Let $a,b,c,d>0$ and $a+b+c+d=1$. Prove that $\frac{abc}{1+bc}+\frac{bcd}{1+cd}+\frac{cda}{1+ad}+\frac{dab}{1+ab}\le \frac{1}{17}$

Question

Let $a,b,c,d>0$ and $a+b+c+d=1$. Prove that $\dfrac{abc}{1+bc}+\dfrac{bcd}{1+cd}+\dfrac{cda}{1+ad}+\dfrac{dab}{1+ab}\le \dfrac{1}{17}$

My attempt:

I figured out that if each of the element could be like $\dfrac{abc}{1+bc}\le \dfrac{1}{68}$ then we would be done.

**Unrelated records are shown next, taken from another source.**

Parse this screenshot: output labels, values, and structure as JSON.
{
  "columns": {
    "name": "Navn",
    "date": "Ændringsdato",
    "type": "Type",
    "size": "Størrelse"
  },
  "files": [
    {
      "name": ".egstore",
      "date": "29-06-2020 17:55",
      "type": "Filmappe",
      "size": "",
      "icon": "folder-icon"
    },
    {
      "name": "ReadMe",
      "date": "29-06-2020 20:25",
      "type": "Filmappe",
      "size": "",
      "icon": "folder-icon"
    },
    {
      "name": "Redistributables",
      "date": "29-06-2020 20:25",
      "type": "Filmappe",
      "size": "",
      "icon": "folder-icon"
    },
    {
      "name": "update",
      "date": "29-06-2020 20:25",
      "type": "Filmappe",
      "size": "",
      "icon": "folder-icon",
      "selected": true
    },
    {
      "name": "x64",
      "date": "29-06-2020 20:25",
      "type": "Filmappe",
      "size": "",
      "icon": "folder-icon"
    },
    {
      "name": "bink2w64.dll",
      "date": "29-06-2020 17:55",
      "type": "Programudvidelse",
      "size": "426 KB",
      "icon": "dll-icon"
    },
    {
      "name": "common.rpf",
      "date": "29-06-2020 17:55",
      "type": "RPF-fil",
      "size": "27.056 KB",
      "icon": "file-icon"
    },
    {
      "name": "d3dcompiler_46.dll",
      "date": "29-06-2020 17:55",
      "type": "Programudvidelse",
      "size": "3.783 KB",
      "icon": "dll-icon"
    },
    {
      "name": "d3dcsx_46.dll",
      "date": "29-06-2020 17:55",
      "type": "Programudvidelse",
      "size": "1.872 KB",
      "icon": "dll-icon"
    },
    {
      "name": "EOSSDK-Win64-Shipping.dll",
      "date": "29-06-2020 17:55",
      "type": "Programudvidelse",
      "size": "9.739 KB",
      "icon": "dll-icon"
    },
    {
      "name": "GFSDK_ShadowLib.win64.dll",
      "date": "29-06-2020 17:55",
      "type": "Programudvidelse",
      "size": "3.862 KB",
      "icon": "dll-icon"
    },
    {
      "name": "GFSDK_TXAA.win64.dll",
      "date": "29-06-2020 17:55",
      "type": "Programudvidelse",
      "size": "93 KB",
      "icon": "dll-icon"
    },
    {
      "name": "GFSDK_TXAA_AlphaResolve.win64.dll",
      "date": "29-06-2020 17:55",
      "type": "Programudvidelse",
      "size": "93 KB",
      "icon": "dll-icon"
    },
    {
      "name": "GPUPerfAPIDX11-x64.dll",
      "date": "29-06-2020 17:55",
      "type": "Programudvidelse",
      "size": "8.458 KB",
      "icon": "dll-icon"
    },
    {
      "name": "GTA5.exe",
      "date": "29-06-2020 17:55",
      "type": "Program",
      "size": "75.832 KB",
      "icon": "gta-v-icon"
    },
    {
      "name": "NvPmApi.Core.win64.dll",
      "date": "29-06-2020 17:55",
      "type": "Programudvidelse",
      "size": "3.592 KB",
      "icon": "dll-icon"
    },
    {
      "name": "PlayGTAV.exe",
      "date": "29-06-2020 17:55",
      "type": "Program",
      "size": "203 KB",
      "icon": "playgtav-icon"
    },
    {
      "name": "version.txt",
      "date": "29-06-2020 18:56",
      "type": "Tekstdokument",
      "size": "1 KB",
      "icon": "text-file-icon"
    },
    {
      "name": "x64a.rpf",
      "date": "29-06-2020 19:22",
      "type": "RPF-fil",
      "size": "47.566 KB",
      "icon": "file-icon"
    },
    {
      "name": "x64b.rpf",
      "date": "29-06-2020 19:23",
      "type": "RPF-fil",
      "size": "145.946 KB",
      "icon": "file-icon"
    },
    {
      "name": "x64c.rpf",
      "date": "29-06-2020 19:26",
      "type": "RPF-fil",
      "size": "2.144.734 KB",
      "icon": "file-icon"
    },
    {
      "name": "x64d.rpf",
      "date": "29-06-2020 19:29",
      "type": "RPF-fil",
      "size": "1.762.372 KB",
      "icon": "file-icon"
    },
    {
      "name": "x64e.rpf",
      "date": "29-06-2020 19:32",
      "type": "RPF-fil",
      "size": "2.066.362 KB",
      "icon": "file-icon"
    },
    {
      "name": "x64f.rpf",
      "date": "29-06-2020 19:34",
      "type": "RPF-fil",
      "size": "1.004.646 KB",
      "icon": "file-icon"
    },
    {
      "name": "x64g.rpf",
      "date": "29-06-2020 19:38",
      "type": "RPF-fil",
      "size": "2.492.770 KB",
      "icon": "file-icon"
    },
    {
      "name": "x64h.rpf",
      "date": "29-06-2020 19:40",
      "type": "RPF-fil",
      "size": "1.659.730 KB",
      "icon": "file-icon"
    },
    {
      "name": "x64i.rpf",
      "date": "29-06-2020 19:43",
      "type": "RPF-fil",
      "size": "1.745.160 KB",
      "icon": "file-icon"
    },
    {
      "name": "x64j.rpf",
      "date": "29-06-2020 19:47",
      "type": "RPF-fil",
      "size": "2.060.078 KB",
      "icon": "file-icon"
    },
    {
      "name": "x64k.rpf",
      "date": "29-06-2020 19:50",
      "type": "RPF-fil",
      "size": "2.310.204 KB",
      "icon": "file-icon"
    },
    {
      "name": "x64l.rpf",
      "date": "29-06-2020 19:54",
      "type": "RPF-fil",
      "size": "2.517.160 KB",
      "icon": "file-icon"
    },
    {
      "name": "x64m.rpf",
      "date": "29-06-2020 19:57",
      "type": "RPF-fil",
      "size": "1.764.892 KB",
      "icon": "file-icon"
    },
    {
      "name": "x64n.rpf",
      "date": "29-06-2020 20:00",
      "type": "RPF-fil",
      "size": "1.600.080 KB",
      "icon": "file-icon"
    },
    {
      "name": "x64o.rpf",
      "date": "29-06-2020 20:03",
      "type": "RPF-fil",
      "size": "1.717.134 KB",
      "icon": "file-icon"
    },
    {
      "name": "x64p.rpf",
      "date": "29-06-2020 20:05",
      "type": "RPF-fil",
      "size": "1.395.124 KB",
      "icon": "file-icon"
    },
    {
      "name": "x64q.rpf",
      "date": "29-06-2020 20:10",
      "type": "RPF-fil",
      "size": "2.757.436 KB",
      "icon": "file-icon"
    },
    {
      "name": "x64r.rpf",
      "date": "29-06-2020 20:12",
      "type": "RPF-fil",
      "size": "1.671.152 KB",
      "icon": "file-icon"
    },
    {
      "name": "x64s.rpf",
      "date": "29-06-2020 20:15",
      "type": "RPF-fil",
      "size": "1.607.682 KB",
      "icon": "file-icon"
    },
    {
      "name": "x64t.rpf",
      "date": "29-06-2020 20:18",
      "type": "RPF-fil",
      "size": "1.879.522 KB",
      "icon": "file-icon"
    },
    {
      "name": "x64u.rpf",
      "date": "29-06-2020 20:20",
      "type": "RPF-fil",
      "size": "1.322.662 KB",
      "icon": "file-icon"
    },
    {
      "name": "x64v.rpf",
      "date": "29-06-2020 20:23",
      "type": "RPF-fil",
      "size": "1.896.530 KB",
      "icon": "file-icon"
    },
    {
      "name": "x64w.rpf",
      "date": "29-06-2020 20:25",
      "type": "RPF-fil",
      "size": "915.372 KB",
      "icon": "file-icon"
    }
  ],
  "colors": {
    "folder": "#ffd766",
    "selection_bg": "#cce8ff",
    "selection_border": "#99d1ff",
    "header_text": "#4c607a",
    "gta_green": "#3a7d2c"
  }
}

From a little manipulation we get, $\dfrac{1}{bc}+1\le 68a$ , $\dfrac{1}{cd}+1\le 68b$ , $\dfrac{1}{da}+1\le 68c$ , $\dfrac{1}{ab}+1\le 68d$. Summing then we get,

$\dfrac{1}{ab}+\dfrac{1}{bc}+\dfrac{1}{cd}+\dfrac{1}{da}\le 64$

But, I suppose my first assumption could be wrong, if not then please help me further and if so then please help with the solution. Thank you.

Answer 1

You could approach it as follows: $$ \sum_{cyc} \frac{abc}{1+bc}=\sum_{cyc} a\left(1-\frac{1}{1+bc}\right)=\sum_{cyc} \left(a-\frac{a}{1+bc}\right)=1-\sum_{cyc} \frac{a}{1+bc} $$ So the inequality is equivalent to: $$ 1-\sum_{cyc} \frac{a}{1+bc}\le\frac{1}{17}\iff\frac{16}{17}\le\sum_{cyc} \frac{a}{1+bc} $$ Using CS, this can be reduced to prove the following: $$ \left(\sum_{cyc} \frac{a}{1+bc}\right)\cdot\left(\sum_{cyc} a(1+bc)\right)\ge(a+b+c+d)^2=1\iff\sum_{cyc} \frac{a}{1+bc}\ge\frac{1}{\sum_{cyc} a(1+bc)}=\frac{1}{a+b+c+d+abc+bcd+cda+dab}=\frac{1}{1+abc+bcd+cda+dab} $$ So if $$ \frac{1}{1+abc+bcd+cda+dab}\ge\frac{16}{17}\iff abc+bcd+cda+dab\le\frac{1}{16} $$ is true, the original inequality would be true as well.

Edit:

The inequality $$ abc+bcd+cda+dab\le\frac{1}{16} $$ is true due to Maclaurin's inequality , which, in a special case, states that: $$ \left(\frac{abc+bcd+cda+dab}{4}\right)^{\frac13}\le\frac{a+b+c+d}{4}=\frac{1}{4}\iff abc+bcd+cda+dab\le\frac{1}{16} $$ And your inequality is proven.

Answer 2

Here is my approach. I am stuck at a place but I hope this is a good method and I don't reach a dead end. The LHS is equivalent to $\frac{a}{1/bc+1}+\frac{b}{1/cd+1}+\frac{c}{1/da+1}+\frac{d}{1/ab+1}$. From AM-GM, we have $1+1/bc>2/\sqrt{bc}$. Inverse the inequality with inverting the inequality sign and then multiply by $a$ and write the other 3 terms. Then add all the terms. Denote our original expression as P. We have $P<a\sqrt{bc}+b\sqrt{cd}+c\sqrt{da}+d\sqrt{ab}/2$. Which itself is less than $ab+bd+ab+ac+bc+bd+cd+ac/4$. Now I am working to prove this less than 1/17, hope this helps.